I may not be alone in sharing a deep love of royal photos. I am sure
that any of the European Royal History Journal's readers also enjoy,
as do I, the beautiful images that the magazine and Mr. Beéche regale
us with in every issue. Come to think of it, Eurohistory's books are
always a like a fountain filled with beautiful antique imagery. Trust
me when I say that The Grand Dukes, Volume I, is no disappointment in
this regard either. The photo section contains nearly 100 gorgeous
images of the subjects covered within the book. There are many unique
photos in this section. I was particularly impressed by the images
chosen of Nixa, the lost Tsarevich Nicholas Alexandrovich. One image
of painful significance is that of Empress Marie Alexandrovna holding
her grandson Prince Alfred of Edinburgh, a boy destined to suffer a
tragic end, like so many of his cousins and as did his own
grandmother. The Empress' look is one of utter desolation and pain,
perhaps reflecting the deep sadness she lived through caused by her
husband abandoning their marriage for a younger woman. I also enjoyed
seeing images of Grand Dukes Konstantin, Nicholas and Michael
Nikolaievich, for we do not get to see these historical figures often.
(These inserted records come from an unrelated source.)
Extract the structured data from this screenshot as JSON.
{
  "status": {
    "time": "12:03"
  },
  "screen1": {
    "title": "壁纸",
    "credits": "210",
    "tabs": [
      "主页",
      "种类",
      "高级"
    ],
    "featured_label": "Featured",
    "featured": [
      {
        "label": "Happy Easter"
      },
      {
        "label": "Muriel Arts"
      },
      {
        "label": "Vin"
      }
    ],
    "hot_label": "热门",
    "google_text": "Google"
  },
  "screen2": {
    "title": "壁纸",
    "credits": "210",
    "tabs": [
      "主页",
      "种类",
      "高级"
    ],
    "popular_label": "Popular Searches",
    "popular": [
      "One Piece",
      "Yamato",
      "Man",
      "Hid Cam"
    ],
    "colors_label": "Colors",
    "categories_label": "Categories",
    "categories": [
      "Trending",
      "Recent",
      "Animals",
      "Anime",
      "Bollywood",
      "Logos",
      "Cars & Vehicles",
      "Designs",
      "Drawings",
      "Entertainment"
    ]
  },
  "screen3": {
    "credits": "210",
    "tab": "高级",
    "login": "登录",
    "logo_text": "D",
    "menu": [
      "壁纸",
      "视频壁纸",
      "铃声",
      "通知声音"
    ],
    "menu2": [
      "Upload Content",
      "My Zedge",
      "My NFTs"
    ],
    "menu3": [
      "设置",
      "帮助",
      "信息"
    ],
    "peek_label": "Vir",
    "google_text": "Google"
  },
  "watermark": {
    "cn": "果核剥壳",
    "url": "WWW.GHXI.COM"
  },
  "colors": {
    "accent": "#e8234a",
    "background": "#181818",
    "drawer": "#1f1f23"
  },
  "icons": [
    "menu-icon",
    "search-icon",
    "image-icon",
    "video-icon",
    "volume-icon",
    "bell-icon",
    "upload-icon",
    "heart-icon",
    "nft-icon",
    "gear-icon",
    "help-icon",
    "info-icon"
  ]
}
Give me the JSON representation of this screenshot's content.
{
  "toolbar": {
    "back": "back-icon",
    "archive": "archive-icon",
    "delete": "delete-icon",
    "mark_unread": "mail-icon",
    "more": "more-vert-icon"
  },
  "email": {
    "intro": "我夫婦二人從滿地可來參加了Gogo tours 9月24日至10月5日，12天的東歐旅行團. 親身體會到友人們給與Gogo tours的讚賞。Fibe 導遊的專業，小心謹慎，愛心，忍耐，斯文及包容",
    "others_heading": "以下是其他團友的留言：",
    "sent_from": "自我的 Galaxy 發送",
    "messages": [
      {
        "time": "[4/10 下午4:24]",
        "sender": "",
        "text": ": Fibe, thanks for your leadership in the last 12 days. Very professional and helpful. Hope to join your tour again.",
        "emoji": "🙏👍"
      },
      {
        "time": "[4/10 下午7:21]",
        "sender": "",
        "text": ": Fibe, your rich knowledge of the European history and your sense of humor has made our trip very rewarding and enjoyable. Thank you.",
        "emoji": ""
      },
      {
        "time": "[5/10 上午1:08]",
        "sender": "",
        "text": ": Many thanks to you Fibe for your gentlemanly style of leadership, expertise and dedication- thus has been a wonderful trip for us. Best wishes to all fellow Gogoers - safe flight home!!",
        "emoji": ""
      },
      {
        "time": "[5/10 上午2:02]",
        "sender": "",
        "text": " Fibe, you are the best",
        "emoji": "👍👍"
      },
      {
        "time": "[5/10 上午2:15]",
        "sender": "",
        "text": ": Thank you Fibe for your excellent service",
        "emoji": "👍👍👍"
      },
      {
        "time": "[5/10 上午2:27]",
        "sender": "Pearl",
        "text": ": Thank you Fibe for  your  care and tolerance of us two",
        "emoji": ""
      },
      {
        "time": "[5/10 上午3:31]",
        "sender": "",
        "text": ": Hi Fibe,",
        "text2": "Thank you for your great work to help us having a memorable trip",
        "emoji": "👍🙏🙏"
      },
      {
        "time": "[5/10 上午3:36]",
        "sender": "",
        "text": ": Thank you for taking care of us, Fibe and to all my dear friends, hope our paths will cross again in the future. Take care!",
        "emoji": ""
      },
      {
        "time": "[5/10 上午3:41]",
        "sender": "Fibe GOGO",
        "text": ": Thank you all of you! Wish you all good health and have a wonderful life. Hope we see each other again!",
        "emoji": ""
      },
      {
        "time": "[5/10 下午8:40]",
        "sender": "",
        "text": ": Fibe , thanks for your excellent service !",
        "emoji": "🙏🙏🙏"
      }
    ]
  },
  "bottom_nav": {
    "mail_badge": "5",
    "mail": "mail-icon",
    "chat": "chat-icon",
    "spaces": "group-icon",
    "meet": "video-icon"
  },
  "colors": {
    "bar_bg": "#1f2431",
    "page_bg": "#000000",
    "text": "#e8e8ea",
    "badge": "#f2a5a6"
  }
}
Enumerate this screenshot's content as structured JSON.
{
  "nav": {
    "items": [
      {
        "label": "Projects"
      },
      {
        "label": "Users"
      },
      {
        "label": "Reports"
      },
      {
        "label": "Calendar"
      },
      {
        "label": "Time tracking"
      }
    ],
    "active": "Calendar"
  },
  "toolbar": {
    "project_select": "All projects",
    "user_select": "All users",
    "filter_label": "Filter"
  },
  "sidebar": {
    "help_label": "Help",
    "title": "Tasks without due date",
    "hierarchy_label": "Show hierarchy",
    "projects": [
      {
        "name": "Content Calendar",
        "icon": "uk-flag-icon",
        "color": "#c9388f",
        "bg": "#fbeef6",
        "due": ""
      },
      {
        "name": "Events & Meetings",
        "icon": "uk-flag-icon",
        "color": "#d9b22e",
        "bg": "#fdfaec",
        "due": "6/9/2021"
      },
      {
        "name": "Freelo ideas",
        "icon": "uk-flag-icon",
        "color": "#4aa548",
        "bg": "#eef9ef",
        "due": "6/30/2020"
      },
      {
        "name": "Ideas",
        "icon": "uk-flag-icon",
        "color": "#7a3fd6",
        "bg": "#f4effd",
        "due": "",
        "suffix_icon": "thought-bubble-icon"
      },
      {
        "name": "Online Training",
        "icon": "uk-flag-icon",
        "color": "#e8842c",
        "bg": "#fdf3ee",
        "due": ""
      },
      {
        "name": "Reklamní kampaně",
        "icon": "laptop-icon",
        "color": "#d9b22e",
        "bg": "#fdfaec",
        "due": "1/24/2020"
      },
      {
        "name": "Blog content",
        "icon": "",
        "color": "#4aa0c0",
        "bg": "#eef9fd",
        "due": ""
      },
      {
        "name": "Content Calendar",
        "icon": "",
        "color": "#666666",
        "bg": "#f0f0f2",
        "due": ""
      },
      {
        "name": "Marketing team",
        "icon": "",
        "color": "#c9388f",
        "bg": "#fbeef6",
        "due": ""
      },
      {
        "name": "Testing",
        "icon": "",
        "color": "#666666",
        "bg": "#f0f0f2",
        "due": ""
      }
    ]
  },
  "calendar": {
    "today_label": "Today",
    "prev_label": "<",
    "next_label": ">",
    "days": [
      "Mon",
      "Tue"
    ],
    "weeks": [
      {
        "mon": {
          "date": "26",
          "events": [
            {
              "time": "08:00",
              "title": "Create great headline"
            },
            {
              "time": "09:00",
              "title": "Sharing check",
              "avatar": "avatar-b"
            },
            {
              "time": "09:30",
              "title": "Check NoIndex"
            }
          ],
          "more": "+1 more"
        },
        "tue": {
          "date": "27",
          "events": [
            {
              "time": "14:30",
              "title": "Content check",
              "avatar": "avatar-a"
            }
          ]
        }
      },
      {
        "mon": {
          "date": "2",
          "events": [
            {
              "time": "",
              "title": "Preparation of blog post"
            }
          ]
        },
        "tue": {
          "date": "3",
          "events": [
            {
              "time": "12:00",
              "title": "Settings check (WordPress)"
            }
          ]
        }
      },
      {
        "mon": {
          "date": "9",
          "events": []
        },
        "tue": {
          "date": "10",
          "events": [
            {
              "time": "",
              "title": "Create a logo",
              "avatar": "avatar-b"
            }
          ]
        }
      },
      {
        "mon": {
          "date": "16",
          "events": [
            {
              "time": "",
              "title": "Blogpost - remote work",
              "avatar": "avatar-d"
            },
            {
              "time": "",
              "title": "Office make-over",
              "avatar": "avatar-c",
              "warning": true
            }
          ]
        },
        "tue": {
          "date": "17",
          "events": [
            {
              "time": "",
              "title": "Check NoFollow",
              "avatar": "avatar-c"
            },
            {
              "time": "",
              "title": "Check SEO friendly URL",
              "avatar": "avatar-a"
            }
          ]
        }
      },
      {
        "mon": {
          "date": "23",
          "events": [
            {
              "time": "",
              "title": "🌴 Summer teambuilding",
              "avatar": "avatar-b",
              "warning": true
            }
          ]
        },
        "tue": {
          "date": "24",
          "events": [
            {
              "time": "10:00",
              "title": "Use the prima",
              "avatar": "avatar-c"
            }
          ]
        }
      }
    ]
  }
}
The photos dealing with Tsar Nicholas II are also exquisite and
provide us a window into the calm bourgeois family life he so enjoyed.
There is one image portraying the tsar while working at his desk in
the Alexander palace. In it I see a lonely man copping, barely
perhaps, with the insurmountable task heredity placed on his
shoulders. Another photo shows Alexandra Feodorovna longingly looking
out the window of her private room, wondering one can theorize, what
other tragedies life in Russia had in store for her. All in all, I
found myself lost in time while perusing through the photos chosen and
wondering what other treasures Eurohistory has in store for us in the

The Grand Dukes also has four nicely designed family trees. I don't
know about you, but I find it very difficult to read royalty books
that do not include family trees. When the cast of characters is as
vast as the one covered by this particular book, having family trees
makes it so much easier to place the actors in a historical,
genealogical and generational context.

What would I have liked to see, you may wonder. Well, I am impatiently
waiting for the Second Volume. I wish these books could be produced in
hardback format, but I also realize that given the size of today's
market for royalty books, that is perhaps a pipe dream. Instead, small
publishers like Eurohistory and Kensington House Books, have become
very innovative in the production of fantastic royal titles in
paperback. Trust me when I say that The Grand Dukes, Volume I, will
not disappoint you. I have read it once already and will surely read
it again and will return to it as one of the best reference books
available to us on the Romanovs. As I said before, The Grand Dukes,
Volume I, is a must have, of that there is no doubt in my mind.
Congratulations go, not just to the publisher, but also to the
authors, who have regaled us with a wonderful piece of historiography
that we will treasure for decades to come.